Gives a whole new meaning to stiff-necked, doesn’t it?

 

* Also known as supportasses  and  underproppers.  The things you learn during a Google search.

** I don't know about you, but give me a 2-foot long spoon and a bowl of soup and I can guarantee you I'll have soup down my front.

 

Charlemagne: The Education Emperor

My Own True Love and I were standing outside the cathedral at Aachen when the memory stirred in both our brains.  Aachen=Charlemagne.*

It was the end of the day.  Thanks to my usual case of vacation/holiday bronchitis, I had no voice.  One of our Turkish/Belgian hosts was observing Ramadan and was tired from his fast.  We had not done our homework and had no idea what Charlemagne-related stuff the city might hold.  We kicked ourselves, wrote down the website posted on a nearby wall, bought some of Aachen's famous gingerbread, and walked away. **

 

Whether you call him Charles the Great, Carolus Magnus,  Karl der Grosse, or Charlemagne , there are plenty of reason to be impressed with the man:

  • He conquered much of the former western Roman empire.
  • He was the founder of what later became the Holy Roman Empire--and the idea of a distinctly European identity.  His contemporaries called him the Father of Europe.
  • He was an important player in the spread of Christianity into Northern Europe, though his methods did not include turning the other cheek.  In 785 he ordered the death penalty for any newly conquered Saxon who refused to be baptized  (This is roughly the same period when Christendom began to accuse Islam of conversion by the sword.  Just saying.)

Me?  I'm fascinated by Charlemagne the Education Emperor.

Charlemagne was illiterate for much of his life.
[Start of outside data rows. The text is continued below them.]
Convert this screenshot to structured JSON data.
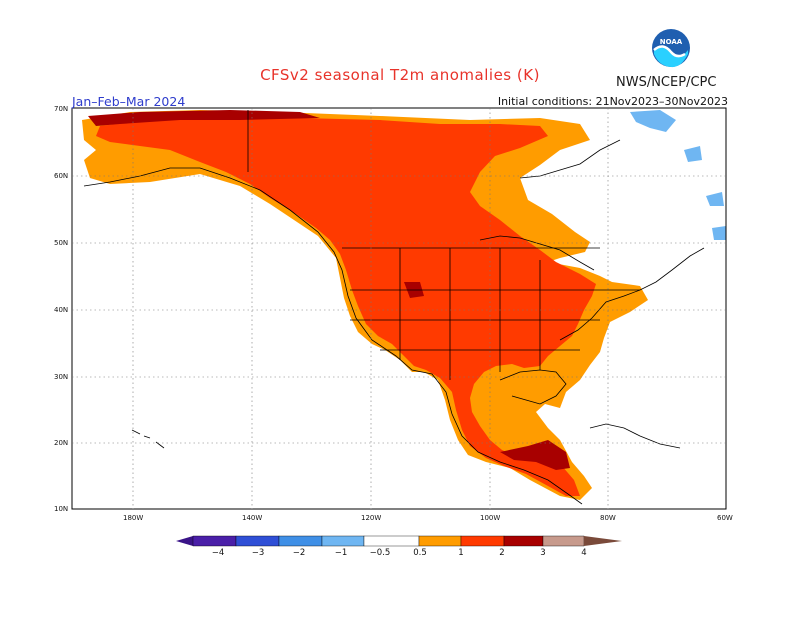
{
  "title": "CFSv2 seasonal T2m anomalies (K)",
  "agency": "NWS/NCEP/CPC",
  "season": "Jan–Feb–Mar 2024",
  "initial_conditions": "Initial conditions: 21Nov2023–30Nov2023",
  "logo_text": "NOAA",
  "lat_labels": [
    "70N",
    "60N",
    "50N",
    "40N",
    "30N",
    "20N",
    "10N"
  ],
  "lon_labels": [
    "180W",
    "140W",
    "120W",
    "100W",
    "80W",
    "60W"
  ],
  "colorbar_labels": [
    "−4",
    "−3",
    "−2",
    "−1",
    "−0.5",
    "0.5",
    "1",
    "2",
    "3",
    "4"
  ],
  "colorbar_colors": [
    "#4a1fa8",
    "#2f4fd6",
    "#3f8fe6",
    "#6fb6f2",
    "#ffffff",
    "#ff9c00",
    "#ff3a00",
    "#a80000",
    "#c79a8c",
    "#7a4a3a"
  ],
  "anomaly_legend": {
    "light_orange": "#ff9c00",
    "red_orange": "#ff3a00",
    "dark_red": "#a80000",
    "light_blue": "#6fb6f2"
  }
}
He hired learned men to read out loud to him at dinner, dispensing with the usual medieval floorshow of jester, bard, and musicians.  He studied three of the classic seven liberal arts: grammar, rhetoric, and mathematics.  He learned to speak Latin and some Greek in addition to his native Frankish.  By all accounts, Charlemagne's efforts to learn to write were less successful.  (According to his secretary and biographer, he practiced writing while in bed and hid his wax tablets under his pillows.)
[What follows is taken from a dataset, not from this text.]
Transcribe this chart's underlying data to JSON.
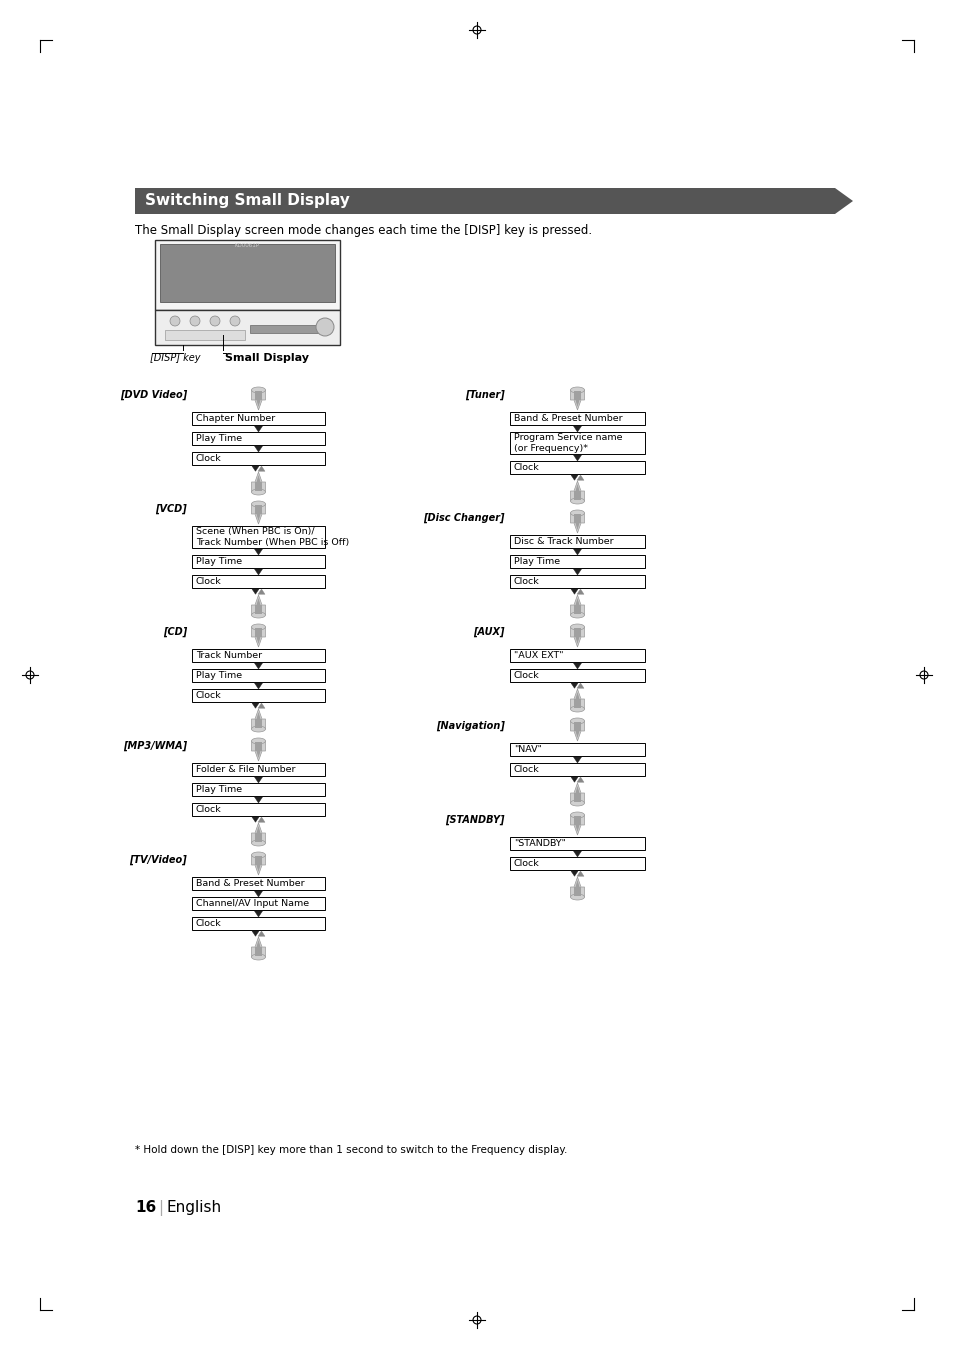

Though he never quite got the hang of reading and writing himself, Charlemagne was an enthusiastic promoter of literacy in others. Under his patronage, the court at Aachen took the first steps out of the Dark Ages into the Middle Ages, a little flutter of learning known as the Carolingian Renaissance.  He gathered a group of the Anglo-Saxon and Irish clergy who had kept the flame of literacy alive in Europe after the fall of Rome.  He reformed the palace school at Aachen and founded monastery schools throughout the empire with the intention of creating a literate clergy.  He sponsored the creation of a new uniform script for copying texts, the development of textbooks for teaching Latin to non-Latin speakers, and thee collection of Latin manuscripts.

 

*  ca. 742 - 814, in case you’re interested.

** A quick Internet search revealed that Aachen is developing a "Charlemagne route" of museums and sites in anticipation of the 1200th anniversary of Charlemagne's death in 2014.   We've put Aachen on our schedule for 2014.  See you there?